Posted to: Community News Virginia Beach

VIRGINIA BEACH

The city’s master plan for the historic Kempsville area continues to take shape.

Work crews have begun the enlargement of the Kempsville-Witchduck- Princess Anne roads intersection. A new park near the intersection, required by the Historic Kempsville Development Plan, was completed in July, although there’s no parking yet and the surrounding area remains under construction.

Motorists might have noticed a pavilion, which is part of the park, featuring a cedar-shingle, dome-shaped roof and white Colonial columns constructed in April.

Clay Bernick, city project manager for the Kempsville plan, said the $212,000 pavilion is part of a nearly three-acre park. The architectural details hint at the area’s Colonial history, Bernick said, “so that it would refer back to an earlier time when Kempsville was the seat of the whole area.”

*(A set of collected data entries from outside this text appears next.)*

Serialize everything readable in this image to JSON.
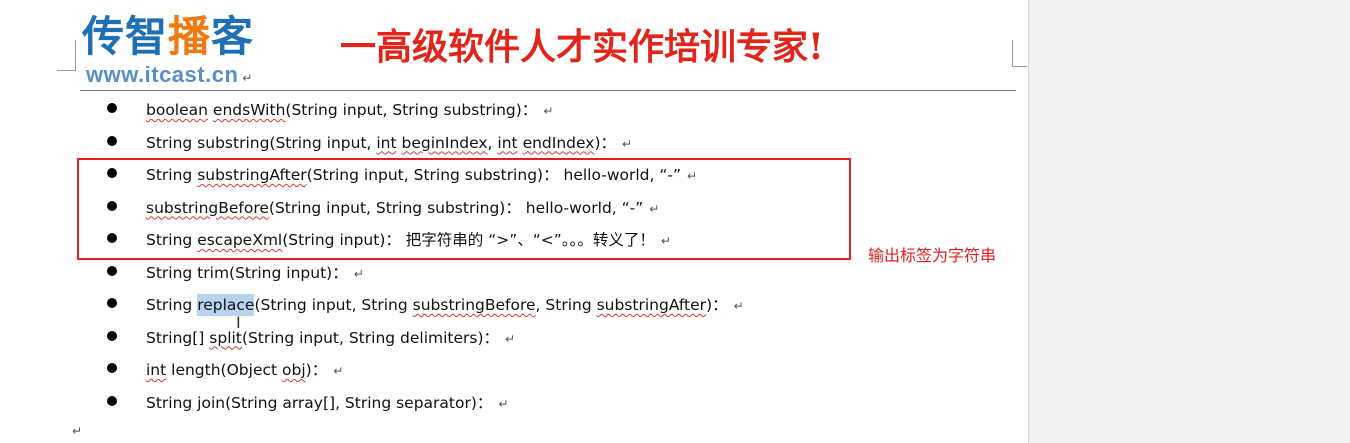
{
  "header": {
    "logo_part1": "传智",
    "logo_part2": "播",
    "logo_part3": "客",
    "website": "www.itcast.cn",
    "slogan": "一高级软件人才实作培训专家!"
  },
  "paragraph_mark": "↵",
  "items": [
    {
      "parts": [
        {
          "t": "boolean",
          "sq": true
        },
        {
          "t": " "
        },
        {
          "t": "endsWith",
          "sq": true
        },
        {
          "t": "(String  input, String substring)："
        }
      ]
    },
    {
      "parts": [
        {
          "t": "String substring(String  input, "
        },
        {
          "t": "int",
          "sq": true
        },
        {
          "t": " "
        },
        {
          "t": "beginIndex",
          "sq": true
        },
        {
          "t": ", "
        },
        {
          "t": "int",
          "sq": true
        },
        {
          "t": " "
        },
        {
          "t": "endIndex",
          "sq": true
        },
        {
          "t": ")："
        }
      ]
    },
    {
      "parts": [
        {
          "t": "String "
        },
        {
          "t": "substringAfter",
          "sq": true
        },
        {
          "t": "(String  input, String substring)：  hello-world,  “-”"
        }
      ]
    },
    {
      "parts": [
        {
          "t": "substringBefore",
          "sq": true
        },
        {
          "t": "(String  input, String substring)：  hello-world,  “-”"
        }
      ]
    },
    {
      "parts": [
        {
          "t": "String "
        },
        {
          "t": "escapeXml",
          "sq": true
        },
        {
          "t": "(String  input)：  把字符串的 “>”、“<”。。。转义了！"
        }
      ]
    },
    {
      "parts": [
        {
          "t": "String trim(String  input)："
        }
      ]
    },
    {
      "parts": [
        {
          "t": "String "
        },
        {
          "t": "replace",
          "hl": true
        },
        {
          "t": "(String  input, String "
        },
        {
          "t": "substringBefore",
          "sq": true
        },
        {
          "t": ", String "
        },
        {
          "t": "substringAfter",
          "sq": true
        },
        {
          "t": ")："
        }
      ]
    },
    {
      "parts": [
        {
          "t": "String[] "
        },
        {
          "t": "split",
          "sq": true
        },
        {
          "t": "(String  input, String delimiters)："
        }
      ]
    },
    {
      "parts": [
        {
          "t": "int",
          "sq": true
        },
        {
          "t": " length(Object "
        },
        {
          "t": "obj",
          "sq": true
        },
        {
          "t": ")："
        }
      ]
    },
    {
      "parts": [
        {
          "t": "String join(String array[], String separator)："
        }
      ]
    }
  ],
  "annotation": "输出标签为字符串",
  "colors": {
    "annotation_red": "#e02020",
    "logo_blue": "#1f6fb4",
    "logo_orange": "#f07a10",
    "selection": "#b8d3f0"
  }
}
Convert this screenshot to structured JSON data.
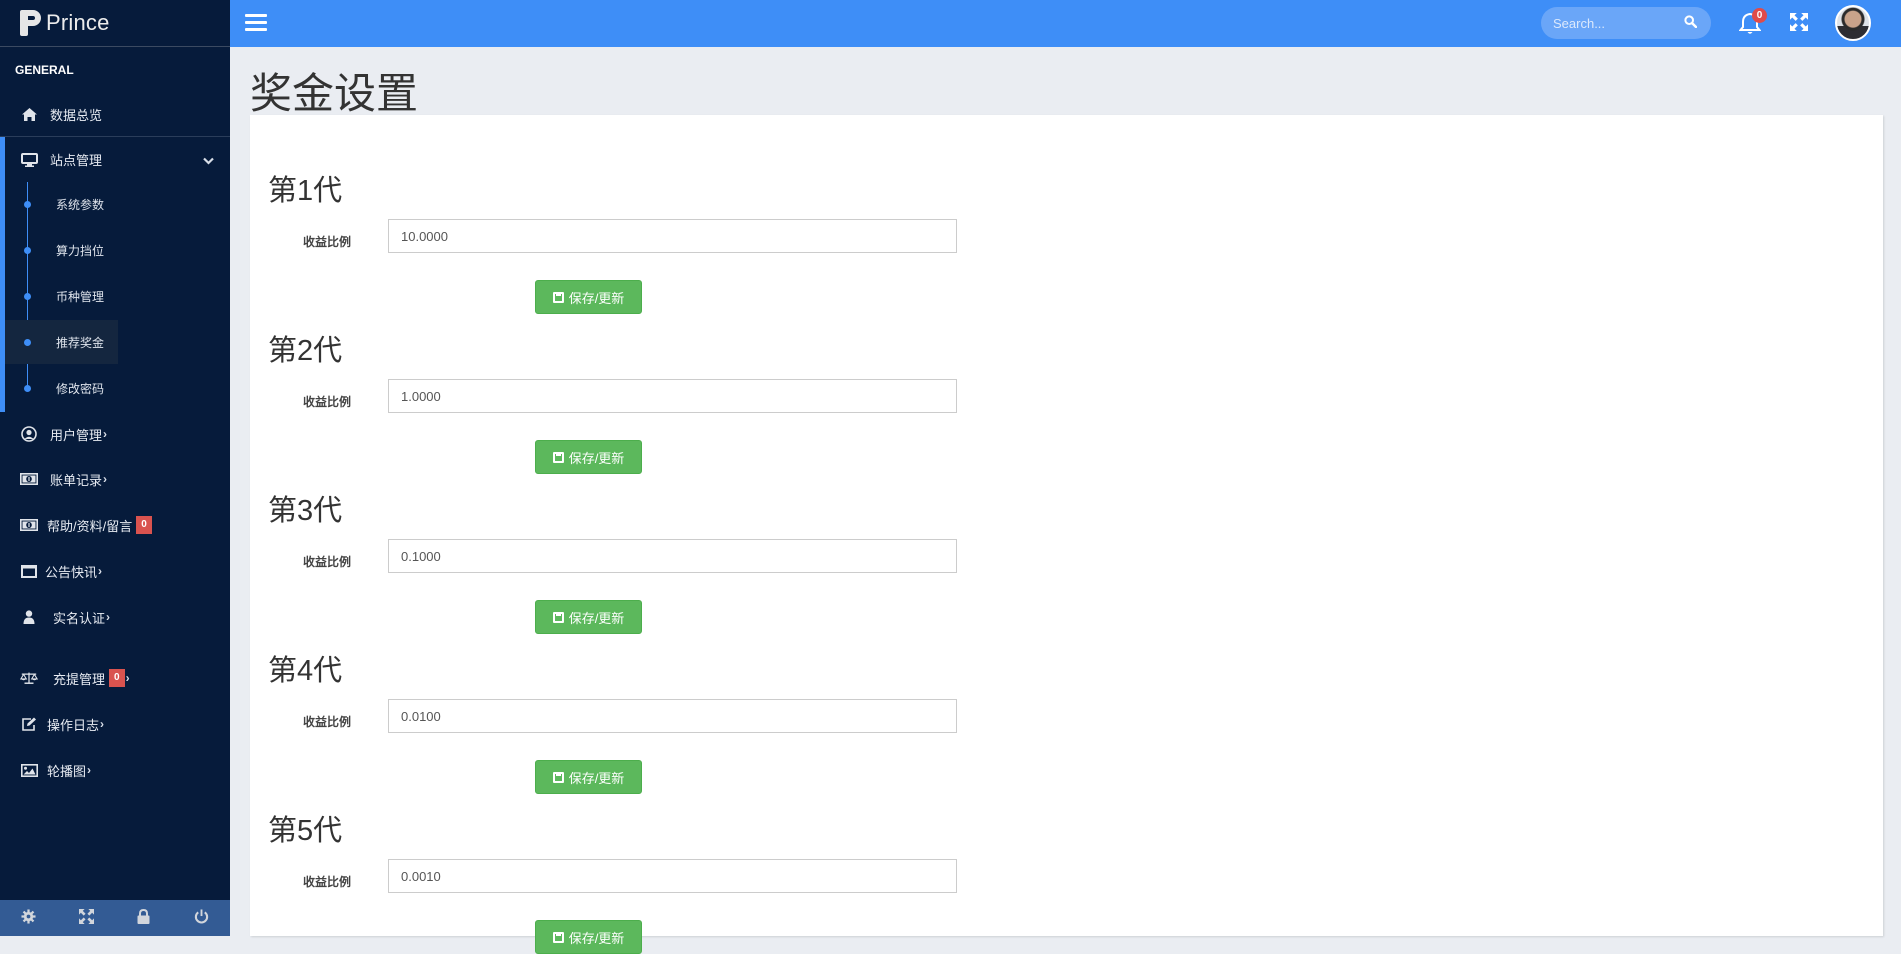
{
  "brand": {
    "name": "Prince"
  },
  "sidebar": {
    "section_title": "GENERAL",
    "items": [
      {
        "label": "数据总览",
        "icon": "home-icon"
      },
      {
        "label": "站点管理",
        "icon": "desktop-icon",
        "expanded": true
      },
      {
        "label": "用户管理",
        "icon": "user-circle-icon"
      },
      {
        "label": "账单记录",
        "icon": "money-icon"
      },
      {
        "label": "帮助/资料/留言",
        "icon": "money-icon",
        "badge": "0"
      },
      {
        "label": "公告快讯",
        "icon": "window-icon"
      },
      {
        "label": "实名认证",
        "icon": "user-icon"
      },
      {
        "label": "充提管理",
        "icon": "balance-scale-icon",
        "badge": "0"
      },
      {
        "label": "操作日志",
        "icon": "edit-icon"
      },
      {
        "label": "轮播图",
        "icon": "image-icon"
      }
    ],
    "sub_items": [
      {
        "label": "系统参数"
      },
      {
        "label": "算力挡位"
      },
      {
        "label": "币种管理"
      },
      {
        "label": "推荐奖金",
        "active": true
      },
      {
        "label": "修改密码"
      }
    ],
    "footer_icons": [
      "gear-icon",
      "expand-icon",
      "lock-icon",
      "power-icon"
    ]
  },
  "topbar": {
    "search_placeholder": "Search...",
    "notification_count": "0"
  },
  "page": {
    "title": "奖金设置",
    "field_label": "收益比例",
    "button_label": "保存/更新",
    "generations": [
      {
        "title": "第1代",
        "value": "10.0000"
      },
      {
        "title": "第2代",
        "value": "1.0000"
      },
      {
        "title": "第3代",
        "value": "0.1000"
      },
      {
        "title": "第4代",
        "value": "0.0100"
      },
      {
        "title": "第5代",
        "value": "0.0010"
      }
    ]
  },
  "colors": {
    "sidebar_bg": "#061b3b",
    "accent": "#3e8ef7",
    "success": "#5cb85c",
    "badge": "#d9534f"
  }
}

Also near the pavilion is a large pond.

“It’s needed for drainage, but it also creates a focal point in the area,” Bernick said.

The stormwater retention pond will have a bulk-headed wall. A walkway, benches, landscaping and lights circle the pond now.

“Whatever private development takes place would complement and enhance the park as a focal point,” Bernick added, referring to possible residential, office and retail buildings that might locate within the Historic District.

Bernick speculated that as the project continues, businesses adjacent to the park might include similar design elements – such as additional plantings, fountains or gazebos.

Laurie Harmon, a Kempshire Manor resident who lives amid all the road construction, has seen the recent changes but wonders about the only remaining building that still stands amid the construction. On the north side of Princess Anne Road, Harmon said there is an old bank building with a “for lease” sign posted on the property.

“It’s just curious,” she said. “They took all the other buildings, but yet this bank still sits there. It’s been abandoned for at least two or three years.”

Bernick said the building owner was not interested in selling the property to the city and plans to remarket it. Because of where it’s located, he added, the city did not have to buy the property because it won’t be in the way of the enlarged intersection.

Following the intersection’s realignment (to view a map of the realignment, see the sixth image in the photo gallery with this story, found on the left side of this web page), the bank property will be across the street from the park, on the corner of Princess Anne and Witchduck roads.

The city expects work on the enlarged Kempsville-Witchduck-Princess Anne intersection to be completed by March 2014. About that time, a pedestrian bridge is to be completed from the park southeast toward Kempsville Elementary School.

Farther north, the widening of Witchduck from Bonney Road to Interstate 264 is nearly complete.